Amid the continuing market frenzy surrounding stocks, the number of young retail investors in South Korea has surged more than three times over the past 18 months, a local brokerage’s recent data showed Wednesday.

The number of small domestic investors under 20 years old came to 125,000 as of end-June, up 214 percent from the 39,000 marked at the end of 2019, according to clients’ data released by KB Securities.

The brokerage house attributed the rising figures to not only a recent bull run from the pandemic-hit market, but also as a way of increasing sons and daughters’ assets.

“So far parents have to visit brokerage branches to open their children’s accounts, but if the market expands accessibility, it can be used as more than a way to inherit assets, and also greatly contribute to the local financial market in the long-term.”
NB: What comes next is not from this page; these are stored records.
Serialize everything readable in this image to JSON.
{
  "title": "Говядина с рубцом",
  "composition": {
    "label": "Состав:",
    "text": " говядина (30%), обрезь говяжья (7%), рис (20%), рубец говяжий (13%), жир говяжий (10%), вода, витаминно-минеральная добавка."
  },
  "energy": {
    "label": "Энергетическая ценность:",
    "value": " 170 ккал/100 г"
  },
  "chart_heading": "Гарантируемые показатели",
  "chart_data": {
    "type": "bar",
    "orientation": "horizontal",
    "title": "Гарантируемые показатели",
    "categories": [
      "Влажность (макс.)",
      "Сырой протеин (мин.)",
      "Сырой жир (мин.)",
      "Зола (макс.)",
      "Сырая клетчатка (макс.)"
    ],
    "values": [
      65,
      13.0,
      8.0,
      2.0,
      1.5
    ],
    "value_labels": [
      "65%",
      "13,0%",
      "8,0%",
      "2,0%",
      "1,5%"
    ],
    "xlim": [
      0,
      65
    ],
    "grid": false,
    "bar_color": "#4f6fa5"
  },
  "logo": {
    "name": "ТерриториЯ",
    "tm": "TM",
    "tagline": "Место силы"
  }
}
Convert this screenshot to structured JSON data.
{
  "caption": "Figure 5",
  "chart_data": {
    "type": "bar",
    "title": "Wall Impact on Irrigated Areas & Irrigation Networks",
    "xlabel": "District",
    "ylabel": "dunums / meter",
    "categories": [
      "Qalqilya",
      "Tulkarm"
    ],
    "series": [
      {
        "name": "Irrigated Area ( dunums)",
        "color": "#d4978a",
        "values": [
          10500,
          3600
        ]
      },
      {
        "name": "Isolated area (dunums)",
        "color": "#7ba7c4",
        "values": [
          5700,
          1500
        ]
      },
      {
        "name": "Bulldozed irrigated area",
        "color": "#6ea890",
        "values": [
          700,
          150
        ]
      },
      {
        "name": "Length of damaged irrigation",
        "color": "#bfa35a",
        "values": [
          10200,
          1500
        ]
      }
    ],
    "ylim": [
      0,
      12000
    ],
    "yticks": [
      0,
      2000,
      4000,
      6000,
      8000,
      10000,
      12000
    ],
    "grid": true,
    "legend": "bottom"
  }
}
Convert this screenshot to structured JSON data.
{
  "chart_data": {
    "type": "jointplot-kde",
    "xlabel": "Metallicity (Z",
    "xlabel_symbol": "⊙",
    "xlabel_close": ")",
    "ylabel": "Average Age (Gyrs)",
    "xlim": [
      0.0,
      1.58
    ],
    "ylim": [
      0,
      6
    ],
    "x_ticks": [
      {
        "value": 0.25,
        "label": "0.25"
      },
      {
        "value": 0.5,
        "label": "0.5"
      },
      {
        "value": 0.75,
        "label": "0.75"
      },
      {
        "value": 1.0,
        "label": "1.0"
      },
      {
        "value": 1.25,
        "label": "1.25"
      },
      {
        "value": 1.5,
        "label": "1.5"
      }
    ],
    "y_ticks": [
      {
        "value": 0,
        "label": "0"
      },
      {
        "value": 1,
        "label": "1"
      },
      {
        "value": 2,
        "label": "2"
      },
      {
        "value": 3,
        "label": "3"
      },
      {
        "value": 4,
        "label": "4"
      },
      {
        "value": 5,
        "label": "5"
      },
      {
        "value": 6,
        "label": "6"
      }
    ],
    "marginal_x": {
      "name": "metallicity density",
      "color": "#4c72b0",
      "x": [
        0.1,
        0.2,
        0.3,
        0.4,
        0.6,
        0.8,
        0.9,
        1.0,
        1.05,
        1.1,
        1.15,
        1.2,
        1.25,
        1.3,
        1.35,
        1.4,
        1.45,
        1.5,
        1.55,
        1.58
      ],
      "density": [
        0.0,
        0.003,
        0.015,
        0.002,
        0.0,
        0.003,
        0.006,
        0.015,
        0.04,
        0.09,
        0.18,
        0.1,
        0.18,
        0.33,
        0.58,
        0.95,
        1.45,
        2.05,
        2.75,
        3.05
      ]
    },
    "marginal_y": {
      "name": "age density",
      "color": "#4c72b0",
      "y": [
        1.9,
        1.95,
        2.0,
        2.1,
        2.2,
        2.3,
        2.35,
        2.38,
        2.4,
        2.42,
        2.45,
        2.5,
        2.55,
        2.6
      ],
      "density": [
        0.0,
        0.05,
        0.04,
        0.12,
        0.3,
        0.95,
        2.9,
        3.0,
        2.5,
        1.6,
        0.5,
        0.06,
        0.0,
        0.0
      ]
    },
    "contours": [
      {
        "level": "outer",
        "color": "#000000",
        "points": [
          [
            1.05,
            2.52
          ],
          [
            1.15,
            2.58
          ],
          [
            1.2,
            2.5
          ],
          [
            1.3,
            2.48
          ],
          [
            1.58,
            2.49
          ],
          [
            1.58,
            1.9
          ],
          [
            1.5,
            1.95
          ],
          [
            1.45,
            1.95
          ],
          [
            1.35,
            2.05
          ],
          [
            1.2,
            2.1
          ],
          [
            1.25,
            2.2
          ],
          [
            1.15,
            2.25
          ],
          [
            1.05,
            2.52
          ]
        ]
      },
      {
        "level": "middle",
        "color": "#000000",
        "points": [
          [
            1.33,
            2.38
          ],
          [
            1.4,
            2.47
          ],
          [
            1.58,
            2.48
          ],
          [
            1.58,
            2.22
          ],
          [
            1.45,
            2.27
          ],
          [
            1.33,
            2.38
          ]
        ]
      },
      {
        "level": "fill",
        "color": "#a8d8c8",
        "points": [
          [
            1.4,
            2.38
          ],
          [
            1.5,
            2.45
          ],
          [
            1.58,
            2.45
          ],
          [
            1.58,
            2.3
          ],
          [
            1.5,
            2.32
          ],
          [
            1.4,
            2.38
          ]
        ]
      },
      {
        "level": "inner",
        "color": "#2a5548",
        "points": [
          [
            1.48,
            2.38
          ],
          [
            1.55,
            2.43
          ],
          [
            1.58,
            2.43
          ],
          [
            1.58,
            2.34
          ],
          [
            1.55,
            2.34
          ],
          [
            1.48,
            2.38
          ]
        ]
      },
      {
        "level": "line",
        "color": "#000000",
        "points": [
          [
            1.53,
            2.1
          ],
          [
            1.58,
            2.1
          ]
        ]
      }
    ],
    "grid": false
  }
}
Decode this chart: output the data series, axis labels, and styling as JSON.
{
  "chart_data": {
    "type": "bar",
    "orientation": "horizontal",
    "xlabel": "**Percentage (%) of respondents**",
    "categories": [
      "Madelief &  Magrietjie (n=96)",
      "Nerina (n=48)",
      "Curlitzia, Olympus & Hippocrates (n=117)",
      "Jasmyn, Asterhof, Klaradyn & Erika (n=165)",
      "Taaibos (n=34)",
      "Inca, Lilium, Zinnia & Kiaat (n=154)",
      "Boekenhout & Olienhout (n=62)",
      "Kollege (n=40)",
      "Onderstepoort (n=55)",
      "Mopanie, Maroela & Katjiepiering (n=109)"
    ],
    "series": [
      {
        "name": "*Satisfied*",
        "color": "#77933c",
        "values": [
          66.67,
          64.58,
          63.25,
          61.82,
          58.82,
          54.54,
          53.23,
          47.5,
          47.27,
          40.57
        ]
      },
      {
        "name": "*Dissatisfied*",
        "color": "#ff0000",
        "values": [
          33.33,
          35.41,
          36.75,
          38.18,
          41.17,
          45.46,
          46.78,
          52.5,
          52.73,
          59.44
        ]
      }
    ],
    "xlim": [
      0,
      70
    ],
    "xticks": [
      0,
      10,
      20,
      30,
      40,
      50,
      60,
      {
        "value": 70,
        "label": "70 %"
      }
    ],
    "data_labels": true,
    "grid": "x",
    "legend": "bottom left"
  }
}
The accumulated amount of their assets also increased by 225 percent to 610 billion won ($529 million) over the cited period. Nearly 92 percent of investors under 20 years old made investments worth under 20 million won, since gift taxes are exempted under that amount here, the data showed.

KB Securities also said the recent data showed that a long-term investment in blue-chip stocks both in and out the country has been the most-preferred way of growing assets.

Overseas stocks accounted for 10.7 percent of the young investors’ property portfolios, more than double from adult investors’ investments of 4.1 percent. Investors under 20 years old also preferred to hold shares of widely known stocks such as Tesla, Walt Disney and Microsoft.

Among local shares, both adults and young investors’ most-picked investment destinations were large-cap stocks such as Samsung Electronics, Kakao and Hyundai Motor, the brokerage officials said.

The proportion of direct investment assets for the age group under 20 marked 68 percent, while adult retail investors’ reached 78 percent as of end-2019. But the value of direct investments for minority investors and regular investors increased to 87 percent and 87.1 percent, respectively, last month.